ICU rationing linked to shortage of resources

Older patients, fewer beds strain system

Although all health care institutions and specialties are challenged by simultaneously rising costs and lack of financial resources, the problem is particularly acute in critical care, say experts.

"It is both a combination of money shrinking and possibilities getting bigger, so that we both have less money — yet every day there are new things you can do with patients in the ICU [intensive care unit]," says Mitchell Levy, MD, FCCM, FCCP, medical director of the intensive care unit at Rhode Island Hospital in Providence and the chair and principal investigator of the Values, Ethics, and Rationing in Critical Care (VERICC) Task Force.

"We are getting into more sophisticated technologies allowing for more diagnosis, but not necessarily better diagnosis; new sophisticated therapeutic interventions and drugs, not necessarily with better outcomes, but they are becoming more available. Families are uncertain about how to make decisions and how aggressive to be. We have both inadequate conversations with families and no guidelines on how to apply limits reasonably at the bedside. You add all of that up and, unfortunately, you get a bad combination," he explains.

Below are just some of the factors influencing the critical care crisis:1,2,3

• Overall, total health care spending grew seven times faster that the overall economy in 2001, with hospital costs accounting for more than half the total. Expenditures for health care represent nearly one-seventh of the nation’s gross domestic product, with intensive care usage alone accounting for $142 billion, or approximately 1% of the gross domestic product.

• Compounding the problem, in the year 2000, the percentage of the U.S. population older than 65 grew to nearly 12.5%. Among that group, the fastest accelerating segment were those ages 80 and older — the same segment of the population that requires the most expensive medical care.

• Though there is a growing demand for hospital services, particularly critical care, there is a shrinking supply of critical care beds. Between 1995 and 2001, the number of beds per ICU dropped by some 20%. And 62% of all hospital emergency departments are full or overflowing.

• One-third of U.S. hospitals are losing money every day. Another one-third is barely solvent.

• ICU services account for 20% of all hospital costs incurred in the United States and approximately 50% of the total is the cost of staffing ICUs.

• Each year, 4.4 million patients are admitted to intensive care units. The cost of one ICU day is four times that of a regular hospital bed day.

• Improved technology has increased the number of surgeries performed on previously untreatable patients by 28%. Increasing demand for critical care is exceeding the current availability of ICU beds.

• During the period of 1995-2001, the average number of beds per ICU decreased by 20%, from 15.6 to 12.5 beds per unit — often due to cost constraints, staff shortages, and other administrative complications.

• ICUs are often marginal or money-losing operations, primarily due to outlier cases — those patients that stay in the ICU for six days or more.

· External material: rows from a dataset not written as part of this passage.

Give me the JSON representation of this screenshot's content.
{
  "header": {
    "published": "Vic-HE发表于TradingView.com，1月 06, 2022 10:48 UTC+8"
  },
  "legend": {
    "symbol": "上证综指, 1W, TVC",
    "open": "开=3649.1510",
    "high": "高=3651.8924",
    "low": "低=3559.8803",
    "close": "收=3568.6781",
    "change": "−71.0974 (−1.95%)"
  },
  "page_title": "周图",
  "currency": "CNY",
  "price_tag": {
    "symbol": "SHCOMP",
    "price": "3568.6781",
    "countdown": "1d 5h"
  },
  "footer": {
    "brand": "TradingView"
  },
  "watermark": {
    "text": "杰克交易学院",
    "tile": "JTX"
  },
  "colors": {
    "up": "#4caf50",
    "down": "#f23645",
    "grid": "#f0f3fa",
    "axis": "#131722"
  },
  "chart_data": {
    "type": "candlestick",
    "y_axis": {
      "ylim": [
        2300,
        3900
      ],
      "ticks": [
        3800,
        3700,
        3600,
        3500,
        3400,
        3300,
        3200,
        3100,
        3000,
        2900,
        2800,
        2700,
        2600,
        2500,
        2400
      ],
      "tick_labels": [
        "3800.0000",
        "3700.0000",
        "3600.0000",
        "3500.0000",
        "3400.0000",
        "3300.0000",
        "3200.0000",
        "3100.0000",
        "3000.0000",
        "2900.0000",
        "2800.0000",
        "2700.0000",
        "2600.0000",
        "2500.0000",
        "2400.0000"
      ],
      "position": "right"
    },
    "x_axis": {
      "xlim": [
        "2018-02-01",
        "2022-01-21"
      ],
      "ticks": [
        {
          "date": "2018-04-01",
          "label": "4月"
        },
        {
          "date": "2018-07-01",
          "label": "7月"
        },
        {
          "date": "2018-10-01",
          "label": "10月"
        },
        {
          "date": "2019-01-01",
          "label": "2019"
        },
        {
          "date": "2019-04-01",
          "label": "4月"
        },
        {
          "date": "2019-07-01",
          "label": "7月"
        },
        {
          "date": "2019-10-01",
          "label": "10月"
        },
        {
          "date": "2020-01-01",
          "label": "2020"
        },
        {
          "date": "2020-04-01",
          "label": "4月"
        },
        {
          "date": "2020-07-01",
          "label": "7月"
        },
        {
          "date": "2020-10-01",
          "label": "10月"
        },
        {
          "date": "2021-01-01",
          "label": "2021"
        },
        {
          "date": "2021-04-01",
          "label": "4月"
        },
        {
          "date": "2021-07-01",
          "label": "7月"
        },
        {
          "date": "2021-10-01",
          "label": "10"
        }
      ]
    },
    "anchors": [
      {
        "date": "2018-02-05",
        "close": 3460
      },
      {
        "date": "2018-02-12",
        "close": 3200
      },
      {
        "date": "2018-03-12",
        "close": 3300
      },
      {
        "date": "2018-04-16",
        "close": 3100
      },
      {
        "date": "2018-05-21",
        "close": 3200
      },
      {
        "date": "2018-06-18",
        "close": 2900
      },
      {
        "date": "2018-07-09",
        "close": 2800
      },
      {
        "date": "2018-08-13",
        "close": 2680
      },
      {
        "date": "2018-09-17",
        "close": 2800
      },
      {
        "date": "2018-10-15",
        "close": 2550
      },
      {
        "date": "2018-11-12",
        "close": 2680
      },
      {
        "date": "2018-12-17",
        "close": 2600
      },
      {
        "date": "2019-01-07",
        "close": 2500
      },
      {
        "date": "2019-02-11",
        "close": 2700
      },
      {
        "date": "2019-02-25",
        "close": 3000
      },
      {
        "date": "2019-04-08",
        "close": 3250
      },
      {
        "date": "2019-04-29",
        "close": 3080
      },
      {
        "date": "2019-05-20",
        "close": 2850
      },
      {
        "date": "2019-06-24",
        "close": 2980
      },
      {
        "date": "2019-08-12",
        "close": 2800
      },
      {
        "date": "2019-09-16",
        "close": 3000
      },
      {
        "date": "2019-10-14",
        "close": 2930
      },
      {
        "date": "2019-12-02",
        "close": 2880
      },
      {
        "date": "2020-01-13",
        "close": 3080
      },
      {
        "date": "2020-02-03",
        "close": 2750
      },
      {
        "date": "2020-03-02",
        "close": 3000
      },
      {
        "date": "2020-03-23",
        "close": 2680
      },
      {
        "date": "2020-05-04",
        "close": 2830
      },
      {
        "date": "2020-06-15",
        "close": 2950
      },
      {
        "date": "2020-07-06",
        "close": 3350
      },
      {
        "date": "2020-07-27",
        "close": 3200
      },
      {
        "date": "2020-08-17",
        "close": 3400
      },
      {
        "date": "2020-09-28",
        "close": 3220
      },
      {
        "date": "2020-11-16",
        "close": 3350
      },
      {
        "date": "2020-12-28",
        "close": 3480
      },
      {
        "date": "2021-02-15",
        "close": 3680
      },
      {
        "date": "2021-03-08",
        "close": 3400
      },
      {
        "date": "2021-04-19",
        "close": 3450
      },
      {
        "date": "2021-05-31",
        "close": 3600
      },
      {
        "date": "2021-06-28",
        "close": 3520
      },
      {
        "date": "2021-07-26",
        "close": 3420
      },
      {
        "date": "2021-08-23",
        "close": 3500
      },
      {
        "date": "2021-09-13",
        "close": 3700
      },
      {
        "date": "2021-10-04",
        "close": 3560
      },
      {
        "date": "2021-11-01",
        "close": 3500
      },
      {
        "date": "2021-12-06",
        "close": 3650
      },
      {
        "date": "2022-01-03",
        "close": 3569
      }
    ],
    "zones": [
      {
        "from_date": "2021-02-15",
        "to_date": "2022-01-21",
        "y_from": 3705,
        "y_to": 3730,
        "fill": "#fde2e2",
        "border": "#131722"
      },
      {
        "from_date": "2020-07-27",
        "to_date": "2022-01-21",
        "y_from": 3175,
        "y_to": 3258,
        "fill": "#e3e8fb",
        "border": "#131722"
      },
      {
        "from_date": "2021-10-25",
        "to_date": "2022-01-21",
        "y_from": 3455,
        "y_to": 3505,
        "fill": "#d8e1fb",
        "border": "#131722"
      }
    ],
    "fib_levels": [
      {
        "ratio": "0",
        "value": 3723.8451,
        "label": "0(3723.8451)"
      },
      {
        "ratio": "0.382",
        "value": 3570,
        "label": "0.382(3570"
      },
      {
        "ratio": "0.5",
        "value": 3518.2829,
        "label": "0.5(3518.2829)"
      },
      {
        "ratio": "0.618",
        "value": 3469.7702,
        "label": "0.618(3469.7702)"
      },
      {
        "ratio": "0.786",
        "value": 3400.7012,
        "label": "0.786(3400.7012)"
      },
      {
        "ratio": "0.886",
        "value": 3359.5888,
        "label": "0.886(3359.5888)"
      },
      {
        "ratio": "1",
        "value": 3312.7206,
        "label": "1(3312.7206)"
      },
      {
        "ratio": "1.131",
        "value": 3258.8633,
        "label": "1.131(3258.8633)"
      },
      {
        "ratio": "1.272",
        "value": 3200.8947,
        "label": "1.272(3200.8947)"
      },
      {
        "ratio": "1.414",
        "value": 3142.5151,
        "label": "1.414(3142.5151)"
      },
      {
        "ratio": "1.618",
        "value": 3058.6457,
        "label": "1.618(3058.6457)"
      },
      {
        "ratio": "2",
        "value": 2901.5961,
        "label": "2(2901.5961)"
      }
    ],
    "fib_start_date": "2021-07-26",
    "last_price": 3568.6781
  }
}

Up to 67% of ICU costs are spent on outlier cases, though they make up only 10% of ICU patients.

References

1. Levit K, et al. Trends in U.S. healthcare spending, 2001. Health Affairs (January/February 2003); 154-164.

2. Health Care Costs. Fact Sheet. AHRQ Publication No. 02-P033, Sept. 2002. Agency for Healthcare Quality and Research, Rockville, MD.

3. The Lewin Group. Emergency Department Overload: A Growing Crisis. The Lewin Group Analysis of AHA ED and Hospital Capacity Survey; 2002.